A hard credit inquiry is a record of when a lender or creditor checks your credit report for the purpose of making a lending decision.
Too many hard inquiries on your credit report can negatively impact your credit score and make it more difficult for you to get approved for loans or credit cards in the future.
If you have a hard inquiry on your credit report that you believe is inaccurate or unjustified, you may want to consider writing a letter to request its removal. Here are the steps to follow to write a hard credit inquiry removal letter:
Step 1: Check your credit report
Before you write your letter, you need to check your credit report to identify the hard inquiry you want to dispute. You can get a free copy of your credit report from each of the three major credit bureaus (Equifax, Experian, and TransUnion) once a year at AnnualCreditReport.com. Look for the section of your credit report that lists your inquiries and note the name of the creditor or lender that made the inquiry.
Step 2: Gather evidence
To support your dispute, gather any evidence you have that the hard inquiry is inaccurate or unjustified. For example, if you didn’t apply for credit with the creditor or lender that made the inquiry, you can provide proof of this, such as an email or letter from the creditor or lender acknowledging that you didn’t apply.

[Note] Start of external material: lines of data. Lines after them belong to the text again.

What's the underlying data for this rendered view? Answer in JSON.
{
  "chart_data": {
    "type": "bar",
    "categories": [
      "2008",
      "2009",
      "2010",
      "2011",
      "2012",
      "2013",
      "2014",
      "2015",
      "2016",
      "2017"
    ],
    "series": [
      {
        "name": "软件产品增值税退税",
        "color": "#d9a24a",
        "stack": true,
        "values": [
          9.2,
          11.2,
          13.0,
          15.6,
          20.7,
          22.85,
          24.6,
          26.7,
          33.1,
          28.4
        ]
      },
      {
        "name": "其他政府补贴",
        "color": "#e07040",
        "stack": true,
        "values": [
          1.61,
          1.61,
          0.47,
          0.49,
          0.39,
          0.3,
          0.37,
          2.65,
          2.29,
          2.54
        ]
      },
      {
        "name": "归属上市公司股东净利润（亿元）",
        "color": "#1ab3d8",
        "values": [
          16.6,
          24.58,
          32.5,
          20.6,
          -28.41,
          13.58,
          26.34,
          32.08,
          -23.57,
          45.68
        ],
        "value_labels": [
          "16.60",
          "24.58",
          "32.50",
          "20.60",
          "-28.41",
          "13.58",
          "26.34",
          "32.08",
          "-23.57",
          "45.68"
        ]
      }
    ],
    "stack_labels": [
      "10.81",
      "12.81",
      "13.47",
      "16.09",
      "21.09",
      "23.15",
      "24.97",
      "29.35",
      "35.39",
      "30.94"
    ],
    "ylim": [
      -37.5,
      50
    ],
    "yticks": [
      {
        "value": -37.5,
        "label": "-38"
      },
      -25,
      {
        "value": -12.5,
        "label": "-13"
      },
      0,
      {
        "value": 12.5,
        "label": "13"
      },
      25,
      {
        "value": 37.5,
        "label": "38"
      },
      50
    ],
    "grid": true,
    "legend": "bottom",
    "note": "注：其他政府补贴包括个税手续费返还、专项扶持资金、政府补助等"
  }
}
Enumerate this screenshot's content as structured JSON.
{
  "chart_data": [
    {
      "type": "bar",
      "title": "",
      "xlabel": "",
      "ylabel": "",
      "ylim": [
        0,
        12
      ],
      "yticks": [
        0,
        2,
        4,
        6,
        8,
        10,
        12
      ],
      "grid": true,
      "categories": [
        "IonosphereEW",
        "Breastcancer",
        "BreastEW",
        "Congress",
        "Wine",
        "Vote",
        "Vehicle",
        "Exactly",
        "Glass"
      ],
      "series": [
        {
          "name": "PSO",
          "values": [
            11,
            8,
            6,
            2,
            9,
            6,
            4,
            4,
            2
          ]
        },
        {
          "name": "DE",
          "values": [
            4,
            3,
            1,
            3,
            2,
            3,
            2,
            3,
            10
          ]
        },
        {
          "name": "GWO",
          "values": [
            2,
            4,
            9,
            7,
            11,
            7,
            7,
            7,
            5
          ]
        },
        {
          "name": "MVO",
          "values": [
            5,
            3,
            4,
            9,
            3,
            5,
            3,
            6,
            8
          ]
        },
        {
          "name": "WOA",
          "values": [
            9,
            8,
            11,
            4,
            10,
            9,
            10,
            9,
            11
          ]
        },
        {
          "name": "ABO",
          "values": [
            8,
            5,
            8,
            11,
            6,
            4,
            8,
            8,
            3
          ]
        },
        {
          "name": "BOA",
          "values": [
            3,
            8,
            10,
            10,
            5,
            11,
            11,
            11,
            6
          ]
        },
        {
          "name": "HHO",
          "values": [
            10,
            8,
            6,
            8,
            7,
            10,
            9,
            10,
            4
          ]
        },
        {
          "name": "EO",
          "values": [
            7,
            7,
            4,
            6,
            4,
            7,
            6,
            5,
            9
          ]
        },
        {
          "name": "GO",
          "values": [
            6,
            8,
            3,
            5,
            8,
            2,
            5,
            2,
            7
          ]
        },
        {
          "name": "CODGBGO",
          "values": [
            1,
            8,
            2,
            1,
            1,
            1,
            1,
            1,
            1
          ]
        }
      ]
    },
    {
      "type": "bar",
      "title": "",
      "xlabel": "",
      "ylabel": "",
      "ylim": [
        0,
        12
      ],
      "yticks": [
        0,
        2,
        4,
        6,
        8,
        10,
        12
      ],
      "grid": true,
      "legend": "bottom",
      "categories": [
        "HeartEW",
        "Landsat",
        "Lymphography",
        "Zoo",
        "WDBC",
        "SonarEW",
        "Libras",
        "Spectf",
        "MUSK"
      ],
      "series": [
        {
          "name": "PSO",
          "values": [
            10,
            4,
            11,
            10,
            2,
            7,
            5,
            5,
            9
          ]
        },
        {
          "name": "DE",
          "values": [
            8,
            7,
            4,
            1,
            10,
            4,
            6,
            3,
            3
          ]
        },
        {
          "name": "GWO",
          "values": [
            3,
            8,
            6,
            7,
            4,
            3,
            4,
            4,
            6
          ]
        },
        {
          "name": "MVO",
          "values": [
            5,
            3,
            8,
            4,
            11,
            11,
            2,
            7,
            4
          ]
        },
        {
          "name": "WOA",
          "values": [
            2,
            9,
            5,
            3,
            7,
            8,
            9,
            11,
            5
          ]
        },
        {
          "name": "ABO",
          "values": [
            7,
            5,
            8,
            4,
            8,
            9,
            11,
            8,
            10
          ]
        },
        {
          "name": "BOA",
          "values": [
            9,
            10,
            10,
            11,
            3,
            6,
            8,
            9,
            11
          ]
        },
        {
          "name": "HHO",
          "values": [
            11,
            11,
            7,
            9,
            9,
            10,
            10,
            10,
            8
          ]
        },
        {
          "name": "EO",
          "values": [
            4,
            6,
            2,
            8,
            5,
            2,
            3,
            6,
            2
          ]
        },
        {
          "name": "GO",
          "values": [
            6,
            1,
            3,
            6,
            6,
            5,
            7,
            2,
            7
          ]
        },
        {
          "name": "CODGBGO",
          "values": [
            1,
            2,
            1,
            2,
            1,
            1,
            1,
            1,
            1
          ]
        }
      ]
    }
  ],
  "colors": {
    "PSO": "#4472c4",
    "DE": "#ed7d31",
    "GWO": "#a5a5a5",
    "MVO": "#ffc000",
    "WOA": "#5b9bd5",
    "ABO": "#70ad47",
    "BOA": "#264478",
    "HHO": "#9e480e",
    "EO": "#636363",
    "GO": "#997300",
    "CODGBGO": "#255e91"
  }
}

If you were denied credit as a result of the hard inquiry, you can provide documentation showing that you were ultimately approved for credit from another source.
Step 3: Write your letter
Your hard credit inquiry removal letter should be written in a professional, formal tone and should include the following information:
- Your name, address, and phone number
- The date of the letter
- The name of the creditor or lender that made the inquiry
- The date the inquiry was made
- The reason you believe the inquiry is inaccurate or unjustified
- Any supporting evidence you have
- A request to have the inquiry removed from your credit report
- Your signature
Here’s an example of what your letter might look like:
Template: Hard Credit Inquiry Removal Letter
[Your Phone Number]
[Credit Bureau Name]
[Credit Bureau Address]
[City, State Zip]
I am writing to dispute a hard inquiry on my credit report that was made by [Creditor/Lender Name] on [Date of Inquiry]. I believe this inquiry is inaccurate/unjustified because [Provide reason for dispute].
Enclosed please find documentation to support my dispute, including [List any supporting evidence you have].
I am requesting that this inquiry be removed from my credit report as soon as possible.
Thank you for your attention to this matter.
[Your Printed Name]
Step 4: Mail your letter
Once you’ve written your letter, make a copy of it for your records and mail the original to the appropriate credit bureau(s). Be sure to send your letter via certified mail with a return receipt requested so that you have proof that the credit bureau(s) received your dispute.
Step 5: Wait for a response
The credit bureau(s) have 30 days to investigate your dispute and respond to you with the results. If the credit bureau(s) determines that the inquiry is inaccurate or unjustified, they will remove it from your credit report.
If they determine that the inquiry is accurate and justified, it will remain on your credit report. If you disagree with the credit bureau(s) determination, you can file a complaint with the Consumer Financial Protection Bureau (CFPB) or seek legal advice.
Frequently Asked Questions (FAQs)
What is a hard credit inquiry?
Answer: A hard credit inquiry, also known as a hard pull, is a request for your credit report that is initiated by a lender or other financial institution when you apply for credit. Hard credit inquiries can affect your credit score and remain on your credit report for up to two years.
How do I remove a hard credit inquiry from my credit report?
Answer: You can request that a hard credit inquiry be removed from your credit report if it was the result of fraud or if you did not authorize the inquiry. To request the removal of a hard credit inquiry, you will need to contact the credit bureau that is reporting the inquiry and provide evidence of the fraud or unauthorized activity.
If the credit bureau determines that the hard credit inquiry was the result of fraud or unauthorized activity, they will remove it from your credit report.
Can I remove a hard credit inquiry that was the result of a legitimate credit application?
Answer: It is generally not possible to remove a hard credit inquiry that was the result of a legitimate credit application. Hard credit inquiries are a normal part of the credit application process and are typically included in your credit report as a record of your credit activity.
How many hard credit inquiries is too many?
Answer: Having too many hard credit inquiries can negatively impact your credit score. It is generally recommended to minimize the number of hard credit inquiries you have on your credit report, as each inquiry can lower your credit score by a few points.
However, the specific number of hard credit inquiries that is considered “too many” will depend on your individual credit history and other factors.
How long do hard credit inquiries stay on my credit report?
Answer: Hard credit inquiries remain on your credit report for up to two years. However, their impact on your credit score tends to diminish over time.
Do all credit inquiries have the same impact on my credit score?
Answer: Not all credit inquiries have the same impact on your credit score. Hard credit inquiries, which are initiated when you apply for credit, can have a negative impact on your credit score.
Soft credit inquiries, on the other hand, are not initiated by credit applications and do not have an impact on your credit score. Examples of soft credit inquiries include when you check your own credit score or when a lender pre-approves you for a credit offer.